Deloitte was Hastie’s auditor from 2005 until 2012. The files include audits of Hastie’s financial statements for the 2010 and 2011 financial years.
After Mr Saayman successfully claimed privilege against self-incrimination in October 2018, it fell to “uninvolved partners” to comply with a court order to produce the documents.
The court met with resistance when the uninvolved partners applied to be excused from the production order because the material was inaccessible in the hands of Mr Saayman.
In a decision published on December 24, Justice Moshinksy dismissed the application.
“The circumstances described … are extraordinary and troubling,” he said.
“The documents were located in the secure litigation room, access to which was limited to Deloitte’s litigation team by a swipe card access system.

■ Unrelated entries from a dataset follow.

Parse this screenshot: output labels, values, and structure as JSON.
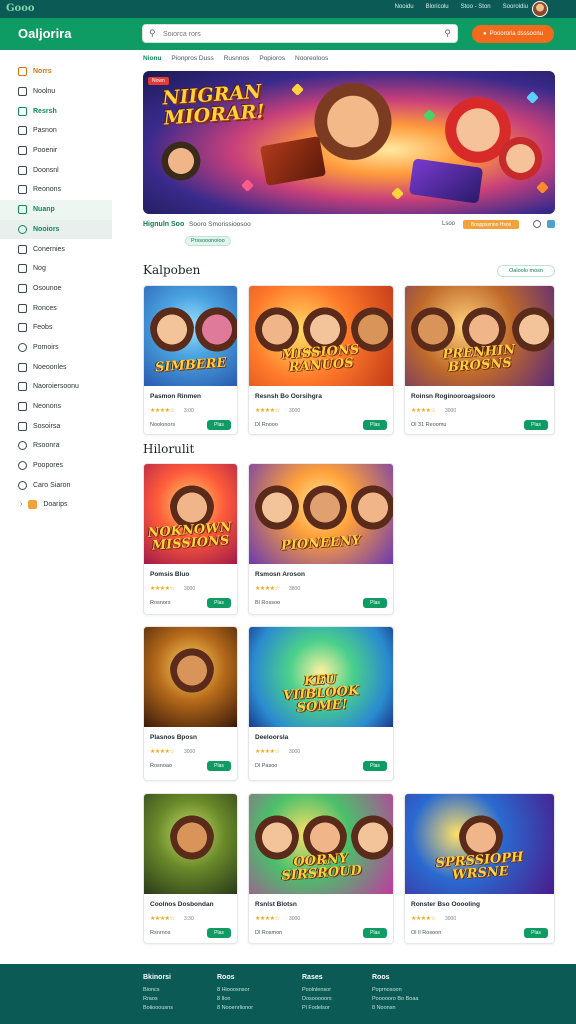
{
  "topbar": {
    "logo": "Gooo",
    "links": [
      "Nooidu",
      "Bloricolu",
      "Stoo - Ston",
      "Sooroldiu"
    ]
  },
  "header": {
    "brand": "Oaljorira",
    "search_placeholder": "Soiorca rors",
    "cta_label": "Pooororia dsssoonu"
  },
  "sidebar": {
    "items": [
      {
        "label": "Norrs",
        "style": "hl"
      },
      {
        "label": "Noolnu",
        "style": ""
      },
      {
        "label": "Resrsh",
        "style": "grn"
      },
      {
        "label": "Pasnon",
        "style": ""
      },
      {
        "label": "Pooenir",
        "style": ""
      },
      {
        "label": "Doonsnl",
        "style": ""
      },
      {
        "label": "Reonons",
        "style": ""
      },
      {
        "label": "Nuanp",
        "style": "grn bg1"
      },
      {
        "label": "Nooiors",
        "style": "grn bg2 round"
      },
      {
        "label": "Conernies",
        "style": ""
      },
      {
        "label": "Nog",
        "style": ""
      },
      {
        "label": "Osounoe",
        "style": ""
      },
      {
        "label": "Ronces",
        "style": ""
      },
      {
        "label": "Feobs",
        "style": ""
      },
      {
        "label": "Pomoirs",
        "style": "round"
      },
      {
        "label": "Noeoonles",
        "style": ""
      },
      {
        "label": "Naoroiersoonu",
        "style": ""
      },
      {
        "label": "Neonons",
        "style": ""
      },
      {
        "label": "Sosoirsa",
        "style": ""
      },
      {
        "label": "Rsoonra",
        "style": "round"
      },
      {
        "label": "Poopores",
        "style": "round"
      },
      {
        "label": "Caro Siaron",
        "style": "round"
      },
      {
        "label": "Doarips",
        "style": "sub"
      }
    ]
  },
  "tabs": [
    "Nionu",
    "Pionpros Duss",
    "Rusnnos",
    "Popioros",
    "Nooreoloos"
  ],
  "hero": {
    "badge": "Nown",
    "title": "NIIGRAN\nMIORAR!",
    "game_name": "Hignuln Soo",
    "subtitle": "Sooro Smorissioosoo",
    "rating_text": "Lsoo",
    "pill": "Bosppssnoo Hsos",
    "tag": "Prssooonoioo"
  },
  "section1": {
    "title": "Kalpoben",
    "view_all": "Oaloolo mosn",
    "cards": [
      {
        "thumb": "SIMBERE",
        "name": "Pasmon Rinmen",
        "rating": "3:00",
        "meta": "Noolonors"
      },
      {
        "thumb": "MISSIONS\nRANUOS",
        "name": "Resnsh Bo Oorsihgra",
        "rating": "3000",
        "meta": "Dl Rnooo"
      },
      {
        "thumb": "PRENHIN\nBROSNS",
        "name": "Roinsn Roginooroagsiooro",
        "rating": "3000",
        "meta": "Ol 31 Reoomu"
      }
    ]
  },
  "section2": {
    "title": "Hilorulit",
    "cards": [
      {
        "thumb": "NOKNOWN\nMISSIONS",
        "name": "Pomsis Bluo",
        "rating": "3000",
        "meta": "Rosnors"
      },
      {
        "thumb": "PIONEENY",
        "name": "Rsmosn Aroson",
        "rating": "3800",
        "meta": "Bl Rossoo"
      },
      {
        "thumb": "",
        "name": "Plasnos Bposn",
        "rating": "3000",
        "meta": "Rosnoao"
      },
      {
        "thumb": "KEU\nVIIBLOOK\nSOME!",
        "name": "Deeloorsla",
        "rating": "3000",
        "meta": "Dl Pasoo"
      },
      {
        "thumb": "",
        "name": "Coolnos Dosbondan",
        "rating": "3:30",
        "meta": "Rsnrnos"
      },
      {
        "thumb": "OORNY\nSIRSROUD",
        "name": "Rsnlst Blotsn",
        "rating": "3000",
        "meta": "Dl Rosmon"
      },
      {
        "thumb": "SPRSSIOPH\nWRSNE",
        "name": "Ronster Bso Ooooling",
        "rating": "3000",
        "meta": "Ol Il Rosoon"
      }
    ]
  },
  "common": {
    "play_label": "Plas",
    "stars": "★★★★☆"
  },
  "footer": {
    "cols": [
      {
        "head": "Bkinorsi",
        "links": [
          "Bioncs",
          "Rraos",
          "Boiiooousns"
        ]
      },
      {
        "head": "Roos",
        "links": [
          "8 Hiooosnsor",
          "8 Ilon",
          "8 Nooenrlionor"
        ]
      },
      {
        "head": "Rases",
        "links": [
          "Poolnlensor",
          "Dosooooors",
          "Pl Fodelsor"
        ]
      },
      {
        "head": "Roos",
        "links": [
          "Poprnosoon",
          "Poooooro Bo Boaa",
          "8 Noonsn"
        ]
      }
    ]
  },
  "colors": {
    "brand_green": "#0e9c64",
    "dark_teal": "#0b5a56",
    "accent_orange": "#f26b1d",
    "star": "#f2a91d"
  }
}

“Yet somehow the documents have been obtained by Mr Saayman and he is refusing to release them.
“The series of events appears to have been designed to bring about a situation where the uninvolved partners could argue that they are unable to produce the documents.
“If the events were so designed, and involved not just Mr Saayman but others as well, it may well be the case that the uninvolved partners can produce the documents.”

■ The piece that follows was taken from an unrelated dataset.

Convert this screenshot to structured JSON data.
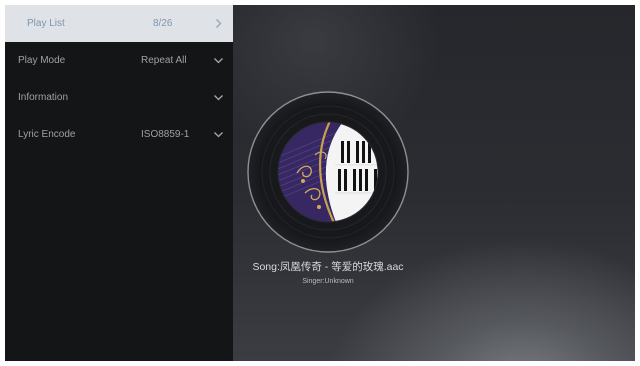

In May 2012, Hastie announced it had discovered “accounting irregularities” in its services business dating back to 2009, resulting in the resignation of two non-executive directors.
The company was placed into voluntary administration.
The class action proceedings, filed in 2017, allege that Deloitte entities breached corporations and consumer law by giving certain assurances about Hastie’s financial statements and earnings forecasts in a 2011 prospectus and other documents.
In emails seen by the court, Mr Saayman noted that on the grounds of privilege against self-incrimination he was able to refuse to produce the records.
“The physical files and back-up disks have been locked up securely and only I have the keys to these records,” he wrote.
“The electronic files have been password protected and only I know the password to these files”.
Anthony Lee, Deloitte’s in-house solicitor, told the court he did not know how or when the files were removed from the litigation room, which was only accessible by swipe card.
He gave evidence that he had not made any inquiries about whether anybody authorised access to the room by Mr Saayman.